Hasselblad’s name is synonymous with medium format photography. From the iconic 500 series film cameras to 2016’s X1D, which was the first digital, compact (well, relatively), medium format mirrorless camera. The original X1D’s image quality was outstanding, but unfortunately, the rest of the camera left much to be desired. Even the second model, which sped things like autofocus and processing up considerably, was still not quite there (6/10, WIRED Review).
Now Hasselblad has released the X2D 100C, along with some new XCD V lenses, and I am happy to say, this is the camera Hasselblad fans have been waiting for. It delivers stunning, massive RAW files, is plenty fast enough, and remains compact enough to feel like you’re shooting with a DSLR.
But it’s still a Hasselblad: At $8,200, plus another $4,000 or so for a lens, it’s not an affordable camera for amateurs. And yet, for the right kind of photographer, the X2D delivers.
The centerpiece of the X2D is a new image sensor. The sensor is the same physical size as that of the X1D II, but the megapixel count is double. The sensor is 11,656 x 8742 pixels, which actually puts it slightly over 100 megapixels, and it has a 4:3 aspect ratio. Hasselblad also touts the 15 stops of dynamic range its 16-bit files will deliver. Do those stats sound familiar? It might be because Fujifilm’s GFX100 medium format mirrorless uses a very similar sensor.
That hefty sensor size renders some incredibly sharp images with very nice micro-contrast in the details. It is in every way better than the previous sensor Hasselblad used in the X1D, and one of the best on the market right now. The only downside is that you get some massive image files. If you end up with an X2D, be sure to grab some spare SSD storage drives (and we have a guide to SSDs here), because RAW files from this camera are over 200 megabytes per image. Even the “fine” JPEGs are between 60 and 80 megabytes, depending on the scene.
The other, to my mind, even better upgrade in the X2D is a new processor. Huge image files are nice, but not so great if it takes forever to shoot them, as it did with the X1D. This time around I found that, while no speed demon, the X2D is fast enough that I didn’t notice any lags. The processor upgrade is paired with an autofocus upgrade that now uses 294 phase detection points, which covers nearly all of the sensor. That helps make it noticeably faster.

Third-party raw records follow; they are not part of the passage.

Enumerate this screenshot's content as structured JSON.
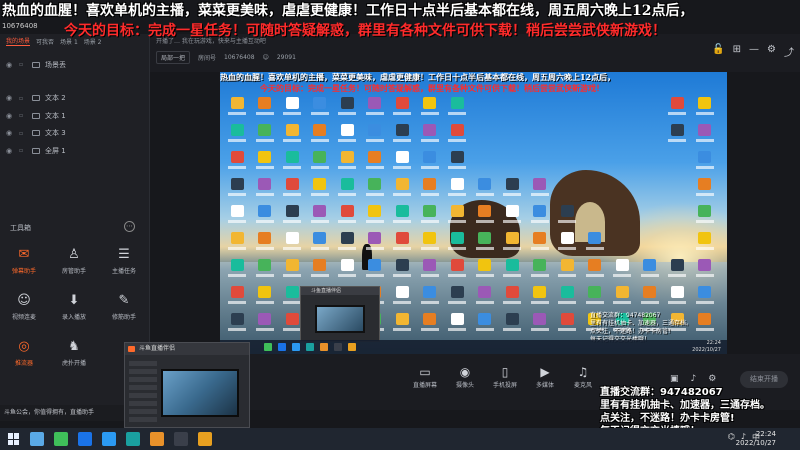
{
  "overlay": {
    "marquee_top": "热血的血腥！喜欢单机的主播，菜菜更美味，虐虐更健康！工作日十点半后基本都在线，周五周六晚上12点后，",
    "marquee_goal": "今天的目标：完成一星任务！可随时答疑解惑，群里有各种文件可供下载！稍后尝尝武侠新游戏！",
    "room_id": "10676408",
    "info_lines": [
      "直播交流群：947482067",
      "里有有挂机抽卡、加速器，三通存档。",
      "点关注，不迷路！办卡卡房管!",
      "每天记得交交光棒哦！"
    ]
  },
  "left_panel": {
    "tabs": [
      "我的场景",
      "可我否",
      "场景 1",
      "场景 2"
    ],
    "active_tab": 0,
    "layers": [
      "场景丢",
      "文本 2",
      "文本 1",
      "文本 3",
      "全屏 1"
    ],
    "tools_title": "工具箱",
    "tools": [
      {
        "label": "弹幕助手",
        "icon": "✉",
        "orange": true
      },
      {
        "label": "房管助手",
        "icon": "♙",
        "orange": false
      },
      {
        "label": "主播任务",
        "icon": "☰",
        "orange": false
      },
      {
        "label": "视频连麦",
        "icon": "☺",
        "orange": false
      },
      {
        "label": "录入播放",
        "icon": "⬇",
        "orange": false
      },
      {
        "label": "修筋助手",
        "icon": "✎",
        "orange": false
      },
      {
        "label": "推流器",
        "icon": "◎",
        "orange": true
      },
      {
        "label": "虎扑开播",
        "icon": "♞",
        "orange": false
      }
    ],
    "announcement": "斗鱼公会，你值得拥有，直播助手"
  },
  "header": {
    "row1": "开播了… 我在玩游戏，快来与主播互动吧",
    "room_label": "房间号",
    "room_id": "10676408",
    "viewers": "29091",
    "edit_button": "局部一把"
  },
  "preview": {
    "taskbar_time": "22:24",
    "taskbar_date": "2022/10/27",
    "popup_title": "斗鱼直播伴侣",
    "info_lines": [
      "直播交流群：947482067",
      "里有有挂机抽卡、加速器，三通存档。",
      "点关注，不迷路！办卡卡房管!",
      "每天记得交交光棒哦！"
    ]
  },
  "controls": {
    "buttons": [
      {
        "label": "直播屏幕",
        "icon": "▭"
      },
      {
        "label": "摄像头",
        "icon": "◉"
      },
      {
        "label": "手机投屏",
        "icon": "▯"
      },
      {
        "label": "多媒体",
        "icon": "▶"
      },
      {
        "label": "麦克风",
        "icon": "♫"
      }
    ],
    "start_live": "结束开播"
  },
  "float_window": {
    "title": "斗鱼直播伴侣"
  },
  "taskbar": {
    "time": "22:24",
    "date": "2022/10/27",
    "apps": [
      "#5aa9e6",
      "#3fbf5a",
      "#1a73e8",
      "#2b9af3",
      "#1aa0a0",
      "#e8912a",
      "#3a3f4a",
      "#e8a020"
    ]
  }
}
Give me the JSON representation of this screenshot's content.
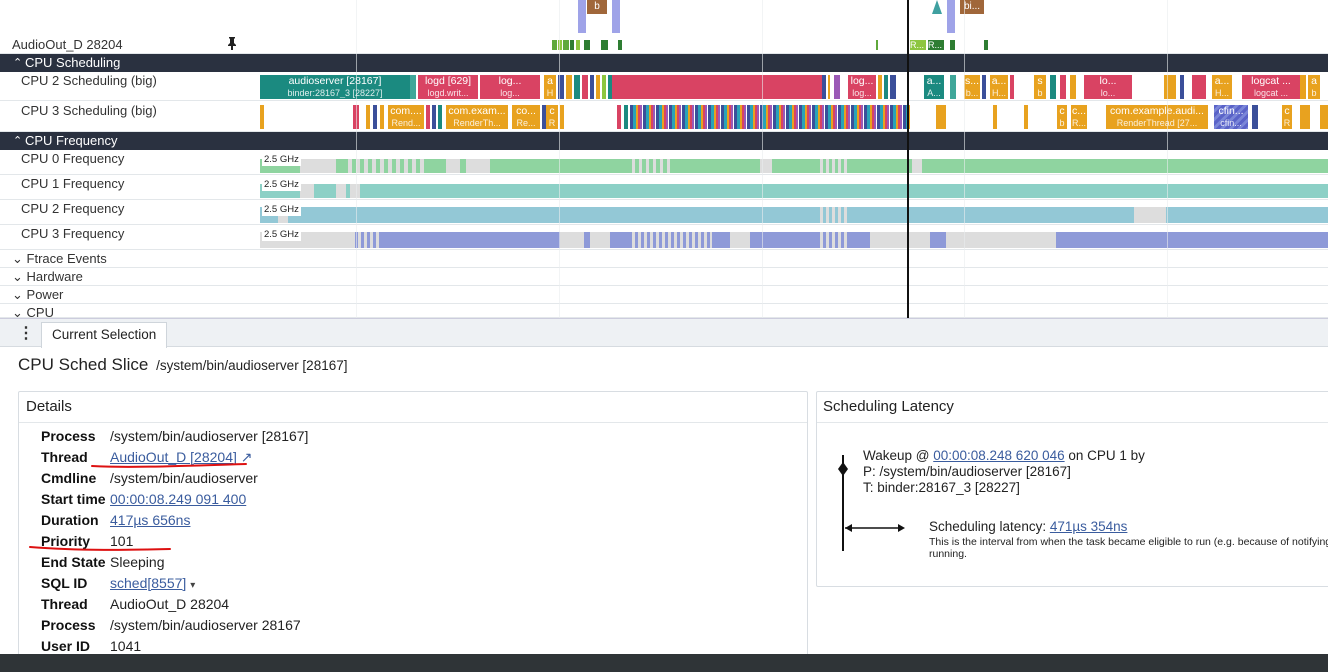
{
  "tracks": {
    "thread_track": {
      "label": "AudioOut_D 28204",
      "marker_labels": [
        "b",
        "bi..."
      ]
    },
    "groups": {
      "cpu_scheduling": "CPU Scheduling",
      "cpu_frequency": "CPU Frequency"
    },
    "sched_tracks": [
      "CPU 2 Scheduling (big)",
      "CPU 3 Scheduling (big)"
    ],
    "freq_tracks": [
      "CPU 0 Frequency",
      "CPU 1 Frequency",
      "CPU 2 Frequency",
      "CPU 3 Frequency"
    ],
    "freq_value_label": "2.5 GHz",
    "collapsed": [
      "Ftrace Events",
      "Hardware",
      "Power",
      "CPU"
    ],
    "cpu2_slices": [
      {
        "title": "audioserver [28167]",
        "sub": "binder:28167_3 [28227]"
      },
      {
        "title": "logd [629]",
        "sub": "logd.writ..."
      },
      {
        "title": "log...",
        "sub": "log..."
      },
      {
        "title": "a",
        "sub": "H"
      },
      {
        "title": "log...",
        "sub": "log..."
      },
      {
        "title": "a...",
        "sub": "A..."
      },
      {
        "title": "s...",
        "sub": "b..."
      },
      {
        "title": "a...",
        "sub": "H..."
      },
      {
        "title": "s",
        "sub": "b"
      },
      {
        "title": "lo...",
        "sub": "lo..."
      },
      {
        "title": "a...",
        "sub": "H..."
      },
      {
        "title": "logcat ...",
        "sub": "logcat ..."
      },
      {
        "title": "a",
        "sub": "b"
      }
    ],
    "cpu3_slices": [
      {
        "title": "com....",
        "sub": "Rend..."
      },
      {
        "title": "com.exam...",
        "sub": "RenderTh..."
      },
      {
        "title": "co...",
        "sub": "Re..."
      },
      {
        "title": "c",
        "sub": "R"
      },
      {
        "title": "com.example.audi...",
        "sub": "RenderThread [27..."
      },
      {
        "title": "cfin...",
        "sub": "cfin..."
      }
    ]
  },
  "tabs": {
    "menu_glyph": "⋮",
    "current_selection": "Current Selection"
  },
  "selection": {
    "title": "CPU Sched Slice",
    "subtitle": "/system/bin/audioserver [28167]"
  },
  "details": {
    "heading": "Details",
    "rows": [
      {
        "key": "Process",
        "value": "/system/bin/audioserver [28167]"
      },
      {
        "key": "Thread",
        "value": "AudioOut_D [28204]",
        "link": true,
        "suffix": "↗"
      },
      {
        "key": "Cmdline",
        "value": "/system/bin/audioserver"
      },
      {
        "key": "Start time",
        "value": "00:00:08.249 091 400",
        "link": true
      },
      {
        "key": "Duration",
        "value": "417µs 656ns",
        "link": true
      },
      {
        "key": "Priority",
        "value": "101"
      },
      {
        "key": "End State",
        "value": "Sleeping"
      },
      {
        "key": "SQL ID",
        "value": "sched[8557]",
        "link": true,
        "suffix": "▾"
      },
      {
        "key": "Thread",
        "value": "AudioOut_D 28204"
      },
      {
        "key": "Process",
        "value": "/system/bin/audioserver 28167"
      },
      {
        "key": "User ID",
        "value": "1041"
      }
    ]
  },
  "latency": {
    "heading": "Scheduling Latency",
    "wakeup_prefix": "Wakeup @ ",
    "wakeup_time": "00:00:08.248 620 046",
    "wakeup_suffix": " on CPU 1 by",
    "wakeup_process": "P: /system/bin/audioserver [28167]",
    "wakeup_thread": "T: binder:28167_3 [28227]",
    "latency_prefix": "Scheduling latency: ",
    "latency_value": "471µs 354ns",
    "description_1": "This is the interval from when the task became eligible to run (e.g. because of notifying",
    "description_2": "running."
  },
  "colors": {
    "header_dark": "#2a3140",
    "teal": "#1b8a80",
    "crimson": "#d94363",
    "orange": "#e8a21f",
    "freq_green": "#8fd4a0",
    "freq_teal": "#8cd0c6",
    "freq_blue": "#93c8d6",
    "freq_indigo": "#8e9ad8",
    "annotation_red": "#dd1111",
    "link": "#3a5c9e"
  }
}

While the autofocus system in the X2D is a huge improvement, it’s nowhere near what you’ll find in full-frame flagship cameras like the Sony A9 or Canon R5. It reminded me a lot of Fujifilm’s autofocus system, which on paper isn’t very impressive, but out in the real world, at least for the kind of shooting I do, both the Fujifilm and Hasselblad autofocus systems are good enough 90 percent of the time. The X2D is not the camera I’d grab to shoot sporting events, and it definitely had some trouble in backlit scenes (which is where all autofocus systems fall down), but for most situations it was accurate enough, though it does tend to hunt at times. The other thing to note here is that to get the full benefit of the new autofocus speed, you’ll need to be using one of Hasselblad’s new lenses. While the company’s legacy glass will work with the X2D, it won’t be nearly as fast to focus.
The X2D now includes in-body image stabilization, which Hasselblad says offers up to seven stops of stabilization. The company says you can shoot handheld at up to one-second shutter speed, which was borne out in my testing. I am lucky to have pretty steady hands, and I was able to shoot all the way up to 1.5 seconds without blur. On the flip side, any shake is very visible with a sensor that records this level of detail.